Tia squeezed her eyes tight and I could see her trying very hard to figure out this obscure exercise in imagination. “Um…a long sleeve shirt and shorts?”
That was the best she could do. This is my child who is not imaginative. She is not one to get lost in story, or to play make believe. She never has been that way – it is simply not the way she was wired. All of her play is centered around real life, or around stories she has heard before. She’s not one to make up her own stories, but rather will regurgitate that which has already been told.
I’m okay with this, though I confess that for a dreamer/imaginer like myself, it is sometimes baffling to watch her process the world. How did I end up with a child who can’t find a shape in a cloud, or close her eyes and imagine a world where the sky isn’t blue?
I’ll tell you how – I married a literalist, and she is just like her daddy.
I had to bite my lip from laughing at her that day with the teacher. She seemed entirely befuddled by this little game, and as I explained the nature of her personality to the teacher later, both of us agreed that she will likely struggle less with nonfiction books that fiction.
It’s hard to connect with a text when you can’t really see the pictures in your mind.
That’s not to say we won’t keep trying. It’s a necessary skill that I want her to develop, but it won’t ever come naturally to her.
Yesterday, she and I sat down to work on her reading. She pulled out The Magic Treehouse and slowly began to read. I stopped her after the first paragraph.

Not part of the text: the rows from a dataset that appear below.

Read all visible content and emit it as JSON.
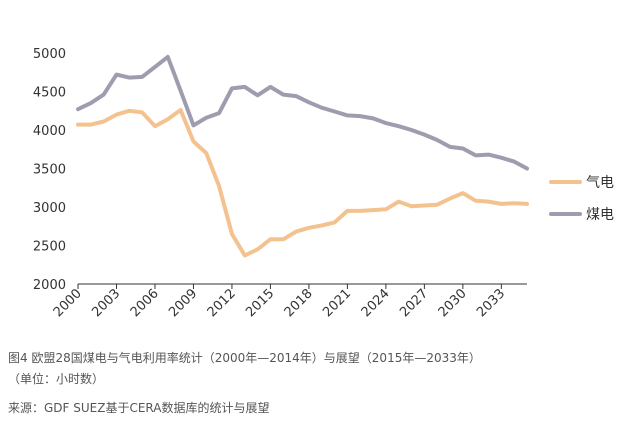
{
  "chart_data": {
    "type": "line",
    "title": "",
    "xlabel": "",
    "ylabel": "",
    "ylim": [
      2000,
      5000
    ],
    "yticks": [
      2000,
      2500,
      3000,
      3500,
      4000,
      4500,
      5000
    ],
    "x": [
      2000,
      2001,
      2002,
      2003,
      2004,
      2005,
      2006,
      2007,
      2008,
      2009,
      2010,
      2011,
      2012,
      2013,
      2014,
      2015,
      2016,
      2017,
      2018,
      2019,
      2020,
      2021,
      2022,
      2023,
      2024,
      2025,
      2026,
      2027,
      2028,
      2029,
      2030,
      2031,
      2032,
      2033,
      2034,
      2035
    ],
    "xticks": [
      2000,
      2003,
      2006,
      2009,
      2012,
      2015,
      2018,
      2021,
      2024,
      2027,
      2030,
      2033
    ],
    "series": [
      {
        "name": "气电",
        "color": "#f4c28f",
        "values": [
          4070,
          4070,
          4110,
          4200,
          4250,
          4230,
          4050,
          4140,
          4260,
          3850,
          3700,
          3270,
          2650,
          2370,
          2450,
          2580,
          2580,
          2680,
          2730,
          2760,
          2800,
          2950,
          2950,
          2960,
          2970,
          3070,
          3010,
          3020,
          3030,
          3110,
          3180,
          3080,
          3070,
          3040,
          3050,
          3040
        ]
      },
      {
        "name": "煤电",
        "color": "#a09caf",
        "values": [
          4270,
          4350,
          4460,
          4720,
          4680,
          4690,
          4820,
          4950,
          4510,
          4060,
          4160,
          4220,
          4540,
          4560,
          4450,
          4560,
          4460,
          4440,
          4360,
          4290,
          4240,
          4190,
          4180,
          4150,
          4090,
          4050,
          4000,
          3940,
          3870,
          3780,
          3760,
          3670,
          3680,
          3640,
          3590,
          3500
        ]
      }
    ]
  },
  "caption": {
    "line1": "图4 欧盟28国煤电与气电利用率统计（2000年—2014年）与展望（2015年—2033年）",
    "line2": "（单位：小时数）",
    "source": "来源：GDF SUEZ基于CERA数据库的统计与展望"
  }
}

“Okay,” I said. “Let’s practice what Miss Eileen taught you. After reading this paragraph what picture do you have in your mind of Jack and Annie?”
Tia looking at me pointedly. “Yeah…that doesn’t work for me,” she said. “When I closed my eyes I could only see black. How am I supposed to know what Jack looks like with my eyes closed?!”
I love that child. I love the fact that she holds nothing back. It can be infuriating and baffling at times, but also a breath of fresh air. We always know exactly where she stands on an issue. If she doesn’t like something, she will tell you. She doesn’t have time to pretend to like it.
And please don’t ask her to waste time on fantasies. She has too many real dreams to pursue. Like this list of goals she wrote down yesterday.
She’s still a dreamer, you see. Her dreams are simply steeped in the actual world around her.